The 1980s, however, didn’t just begin with a new slogan for the Army. The decade also
began with an attempt by the Army and the Air Force to scale back the number of women
recruited until their impact on readiness, which had already been the subject of study in the
1970s, could be further studied. Even before the conclusion of the Women in the Army Study,
the Army barred women from 23 military occupational specialties that had previously been open
to them because of potential proximity to combat operations in wartime (Holm, 1992:402).

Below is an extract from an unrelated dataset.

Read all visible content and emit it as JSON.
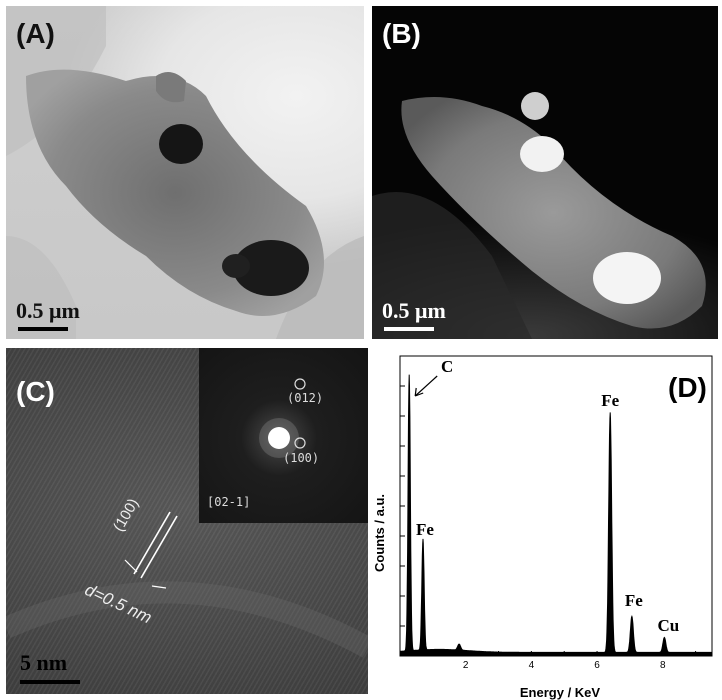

Holm attributes the attempt to limit the recruitment of women to both resistance to female
incursions into previously male areas and to a desire to undermine the AVF and convince the
incoming Reagan administration to return to a draft (ibid.:395). The Pentagon was not
considering conscription, and didn’t support new restrictions on women’s roles. In fact, later in
the decade, the Pentagon studied ways to address various issues faced by women in the services
and to achieve some consistency among the services in their application of combat restrictions.
The result was the Department of Defense’s 1988 “Risk Rule,” which established uniform
criteria for closing non-combat positions to women, based on the risk that they would be exposed
6
While the Army tended to picture white women more frequently than non-white women, it’s representations of
women did regularly include African-American women.